Long therapy talks are also effective in your stress management journey. A good example is cognitive therapy talk. Your therapist will guide you through how to change negative thought patterns.
If you're single, maybe it's time to visit some of the best online dating sites. Sometimes loneliness tends to blind our vision. Find your joy and alleviate the burden of loneliness forever.
2. Exercise and Eat Well for a Perfect Mindstate
A study shows that physical activities work wonders in improving mental health. But, doing it more than five times a week for 45 minutes won't help in stress management. Good exercising and healthy eating are stress management skills necessary for a sound sleep. A consistent sleep routine improves concentration, sharpens your judgment skills, and much more.
Be mindful of what you eat. A balanced diet is an essential stress management tool. Eating well improves your immune system and lowers blood pressure. Carbohydrates, lean proteins, and fatty acids are perfect choices for a balanced meal.
Here are the things to avoid as you try to manage stress:
- Avoid or limit caffeine: coffee, tea, some sodas.
- Moderate alcohol intake.
- Avoid turning to food to relieve anxiety.
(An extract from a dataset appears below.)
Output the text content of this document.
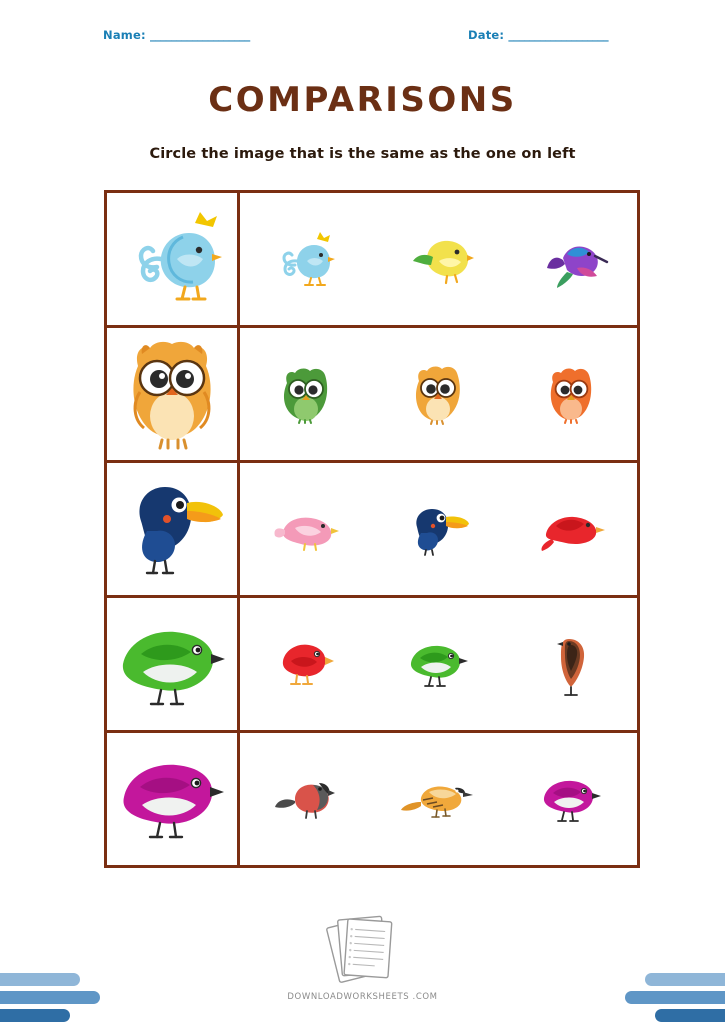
Name: ___________________	Date: ___________________
COMPARISONS
Circle the image that is the same as the one on left
DOWNLOADWORKSHEETS .COM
3. Take a Deep Breath Every Day
A deep breath is fundamental in a quest to stress management. Each time you take a deep breath, your brain interprets it as ''all is good''. It then signals the body. According to Kristoffer Rhoads, Ph.D., a clinical neuropsychologist at Memory & Brain Wellness Center, stress and anxiety tend to make your breathing irregular and shallow.
Deep breathing as a stress management technique helps you have a regular heart rate and low blood pressure. You'll also have a strong immune system to fight diseases.
Different breathing exercises can help you relax and reduce anxiety, including belly breathing.
Breath focus can help you invoke a relaxation response. But what is a relaxation response? It's a state of deep rest that can be brought out in different ways during stress management, including yoga and meditation.
4. Listen to Your Inner Voice
Guided imagery is a great stress management technique. This scientific-based technique attunes your mind to think positively. It's crazy how our minds turn wild whenever we perceive negative experiences.
Practicing guided imagery is easy. Take a class and have an instructor guide you if you can't do it alone. In most cases, the instructor will use your audio recordings and your inner voice. You can also visit yoga studios with recordings to record your tape.
There are more benefits to guided imagery than a stress management technique. These include:
- Longer life
- Better immune system
- Decreased chances of depression
- Better working performance
Stress is part of being human. And practicing the techniques mentioned above is what stress management is all about. Is stress management effective? What technique are you using currently to manage stress? Please share with us in the comments.
Miranda Davis is a marriage and family therapist. She has worked in a variety of therapeutic settings over the past 7 years providing services to children, adults, families, and couples. She is currently doing specific research on the topic. Miranda loves traveling and hiking.